GREENVILLE In 22 years, the Wagner home has never had the kind of attention or the kind of problem it had on Wednesday. The crude started spewing on Tuesday night at 11:30 p.m.
'My wife woke up with a bad odor in the house and she thought the propane tank was leaking. I got up, and I said it's not propane!' said Brad Wagner.
It was the Wagner's neighbor. The pipeline next door made itself known like never before.
'She waked outside and she could hear the oil spraying up in the air...about 40 feet,' said Wagner.
For four hours, a mist of crude oil 10 barrels in total covered nearly every inch of their property. The Wagners left for a hotel and the clean up crews came in. So did an explanation of what happened.
The pipeline is owned by Plains All American Pipeline, L.P. The line runs through Greenville starts in Oklahoma and continues to East Texas. The company says the break didn't happen on the main pipeline, but on a smaller pipe that juts out closer to the home. Crews were repairing that line Tuesday evening.
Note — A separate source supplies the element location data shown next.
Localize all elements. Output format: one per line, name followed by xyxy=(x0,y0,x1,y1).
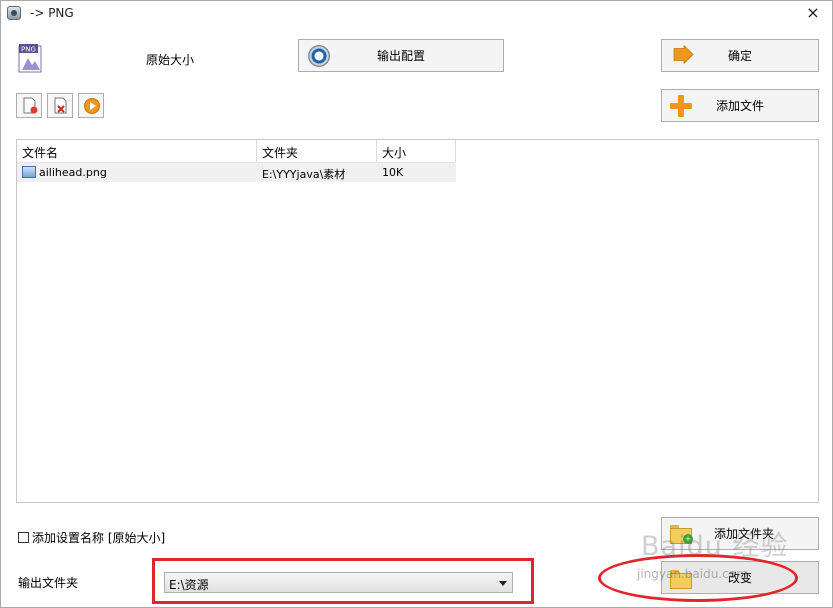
file-name: ailihead.png xyxy=(39,166,107,179)
plus-badge-icon: + xyxy=(683,533,693,544)
output-config-button[interactable]: 输出配置 xyxy=(298,39,504,72)
png-format-icon: PNG xyxy=(18,43,44,74)
add-file-button[interactable]: 添加文件 xyxy=(661,89,819,122)
file-list[interactable]: 文件名 文件夹 大小 ailihead.png E:\YYYjava\素材 10… xyxy=(16,139,819,503)
close-button[interactable]: × xyxy=(802,3,824,23)
folder-add-icon: + xyxy=(670,524,694,544)
play-icon xyxy=(84,98,100,114)
file-list-header: 文件名 文件夹 大小 xyxy=(17,140,456,163)
add-setting-name-option[interactable]: 添加设置名称 [原始大小] xyxy=(18,529,165,546)
add-folder-label: 添加文件夹 xyxy=(713,527,774,541)
arrow-right-icon xyxy=(672,44,694,66)
remove-selected-button[interactable] xyxy=(16,93,42,118)
window-title: -> PNG xyxy=(30,6,74,20)
clear-list-button[interactable] xyxy=(47,93,73,118)
highlight-ellipse xyxy=(598,554,798,602)
add-folder-button[interactable]: + 添加文件夹 xyxy=(661,517,819,550)
table-row[interactable]: ailihead.png E:\YYYjava\素材 10K xyxy=(17,163,456,182)
app-window: -> PNG × PNG 原始大小 输出配置 确定 添加文件 文件名 文件夹 大… xyxy=(0,0,833,608)
add-setting-name-checkbox[interactable] xyxy=(18,532,29,543)
document-remove-icon xyxy=(23,97,38,114)
image-file-icon xyxy=(22,166,36,178)
column-header-folder[interactable]: 文件夹 xyxy=(257,140,377,163)
column-header-filename[interactable]: 文件名 xyxy=(17,140,257,163)
ok-label: 确定 xyxy=(727,49,752,63)
ok-button[interactable]: 确定 xyxy=(661,39,819,72)
file-size-cell: 10K xyxy=(382,166,404,179)
output-config-label: 输出配置 xyxy=(376,49,425,63)
add-setting-name-label: 添加设置名称 [原始大小] xyxy=(32,531,166,545)
svg-text:PNG: PNG xyxy=(21,46,36,54)
highlight-rectangle xyxy=(152,558,534,604)
app-icon xyxy=(7,6,21,20)
column-header-size[interactable]: 大小 xyxy=(377,140,456,163)
file-name-cell: ailihead.png xyxy=(17,163,257,182)
plus-icon xyxy=(669,94,693,118)
original-size-label: 原始大小 xyxy=(146,53,195,67)
file-folder-cell: E:\YYYjava\素材 xyxy=(262,168,346,181)
document-delete-icon xyxy=(54,97,67,114)
play-button[interactable] xyxy=(78,93,104,118)
gear-icon xyxy=(308,44,330,67)
title-bar: -> PNG × xyxy=(1,1,832,27)
output-folder-label: 输出文件夹 xyxy=(18,576,79,590)
add-file-label: 添加文件 xyxy=(715,99,764,113)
The main pipeline is running as usual.
'This was approximately a one inch in diameter stainless steel line that ruptured under high pressure,' said Richard Hill with Hunt County Emergency Management.
'This is very messy but as far as the volume, it wasn't anything like what could have happened so we consider ourselves pretty lucky,' he said.
The Wagner family does too. No one was hurt. But they're taking this as a sign that it might be time to move.
'The pipeline guy just talked to me a little while ago, and he goes 'If you need anything just holler.' And I go, 'A bulldozer!,'' Brad Wagner said.
The Wagners will be staying at a hotel as teams continue to clean their property, and as they decide whether to stay or relocate.